Desktop security software vendors Finjan Inc will next week announce version 4.7 of its malicious code detection tool, SurfinShield Corporate, which will include protection from executables delivered via instant messaging systems. CEO Bill Lyons said the upgrade is in response to recent improvements to IM offerings from the likes of America Online Inc and Microsoft Corp, which enable file transfer using instant messaging protocols.

The product has previously been restricted to sniffing out malicious applets embedded in web pages and scanning email attachments for potentially damaging commands, but the growth in IM use has prompted Finjan cater for that market too, said Lyons. The systems from AOL, Microsoft, Yahoo Inc and Tribal Voice Inc are covered by the new software, but ICQ, the Mirabilis system now owned by AOL, is not compatible. Nimrod Vered, head of product management, said some of ICQ’s methods of transferring files were bizarre, but the two companies are in talks to eventually make their products compatible.
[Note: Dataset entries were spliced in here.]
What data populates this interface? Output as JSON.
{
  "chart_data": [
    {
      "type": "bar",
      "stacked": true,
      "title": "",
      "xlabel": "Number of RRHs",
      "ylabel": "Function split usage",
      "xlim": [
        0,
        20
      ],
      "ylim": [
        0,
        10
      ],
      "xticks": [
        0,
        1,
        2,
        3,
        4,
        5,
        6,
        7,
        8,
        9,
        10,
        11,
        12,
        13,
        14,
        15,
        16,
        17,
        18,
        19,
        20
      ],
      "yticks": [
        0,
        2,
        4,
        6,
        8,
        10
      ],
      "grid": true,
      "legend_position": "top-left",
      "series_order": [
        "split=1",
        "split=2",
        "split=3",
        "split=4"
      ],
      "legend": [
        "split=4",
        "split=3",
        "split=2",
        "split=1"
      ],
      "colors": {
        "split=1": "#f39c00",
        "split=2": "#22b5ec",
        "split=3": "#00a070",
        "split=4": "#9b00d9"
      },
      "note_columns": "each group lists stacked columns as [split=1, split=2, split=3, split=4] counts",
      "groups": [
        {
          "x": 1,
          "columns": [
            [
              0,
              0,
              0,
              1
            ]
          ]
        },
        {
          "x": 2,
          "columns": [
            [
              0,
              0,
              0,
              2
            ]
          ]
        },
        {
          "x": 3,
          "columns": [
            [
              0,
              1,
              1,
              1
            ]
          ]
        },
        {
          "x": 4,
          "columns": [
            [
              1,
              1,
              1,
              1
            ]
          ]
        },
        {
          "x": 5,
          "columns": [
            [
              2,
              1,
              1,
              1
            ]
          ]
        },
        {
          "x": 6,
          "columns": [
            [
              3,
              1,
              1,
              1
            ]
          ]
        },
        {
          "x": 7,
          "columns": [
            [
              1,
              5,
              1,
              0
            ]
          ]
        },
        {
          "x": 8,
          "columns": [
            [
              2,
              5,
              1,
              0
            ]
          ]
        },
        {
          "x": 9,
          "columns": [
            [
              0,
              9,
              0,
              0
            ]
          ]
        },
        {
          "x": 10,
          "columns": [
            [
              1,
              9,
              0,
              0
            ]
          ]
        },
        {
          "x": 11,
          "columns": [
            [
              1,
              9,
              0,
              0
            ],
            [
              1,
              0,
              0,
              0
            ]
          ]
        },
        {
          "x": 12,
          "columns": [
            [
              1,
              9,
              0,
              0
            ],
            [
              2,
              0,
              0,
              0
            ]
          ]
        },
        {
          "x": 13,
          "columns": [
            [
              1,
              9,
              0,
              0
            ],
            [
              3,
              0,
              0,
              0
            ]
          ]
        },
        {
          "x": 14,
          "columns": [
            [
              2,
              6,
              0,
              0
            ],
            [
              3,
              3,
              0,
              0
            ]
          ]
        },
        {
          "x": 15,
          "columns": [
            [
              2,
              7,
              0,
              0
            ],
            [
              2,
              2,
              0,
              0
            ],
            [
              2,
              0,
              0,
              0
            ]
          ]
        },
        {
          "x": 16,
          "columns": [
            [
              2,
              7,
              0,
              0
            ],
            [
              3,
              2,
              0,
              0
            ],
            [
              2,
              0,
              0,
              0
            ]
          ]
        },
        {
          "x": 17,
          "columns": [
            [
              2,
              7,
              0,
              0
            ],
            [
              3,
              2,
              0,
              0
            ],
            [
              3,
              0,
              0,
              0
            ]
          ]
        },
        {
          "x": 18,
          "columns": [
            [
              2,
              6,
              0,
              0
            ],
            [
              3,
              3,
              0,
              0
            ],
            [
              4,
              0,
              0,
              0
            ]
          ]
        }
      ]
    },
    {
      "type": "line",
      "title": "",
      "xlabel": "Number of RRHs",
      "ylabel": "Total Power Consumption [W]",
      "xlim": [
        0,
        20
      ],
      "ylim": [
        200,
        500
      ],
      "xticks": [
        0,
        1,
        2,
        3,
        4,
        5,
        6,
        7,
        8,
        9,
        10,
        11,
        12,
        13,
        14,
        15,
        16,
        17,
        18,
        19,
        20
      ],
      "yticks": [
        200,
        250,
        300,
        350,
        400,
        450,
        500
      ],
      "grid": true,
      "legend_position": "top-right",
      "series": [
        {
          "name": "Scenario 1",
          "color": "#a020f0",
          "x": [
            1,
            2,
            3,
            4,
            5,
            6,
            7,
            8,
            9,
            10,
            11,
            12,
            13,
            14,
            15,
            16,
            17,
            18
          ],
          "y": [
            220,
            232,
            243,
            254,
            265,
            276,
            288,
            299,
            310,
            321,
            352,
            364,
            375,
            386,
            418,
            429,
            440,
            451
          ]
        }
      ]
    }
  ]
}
Also included in the new version will be what Finjan labels a Personal Surveillance Protection feature. This essentially adds to SurfinShield code to detect when an executable intends to use a machine’s audio or video recording functions, to prevent the disturbing event of a hacker bugging a home or office using his victim’s own PC. Trojan programs such as BackOrifice allow this kind of surveillance to take place, by recording audio as .wav files and emailing it back to the hacker without the user’s knowledge.

SurfinShield operates by dummy-running executable files in a demilitarized zone or sandbox to scan for damaging code and comparing it against security policies preset by the user. The new version also includes the ability to white-list certain types of program, such as application installation wizards. Version 4.7 will be released November 10, with support for French, German, Spanish and Italian languages and will cost approximately $59 per seat.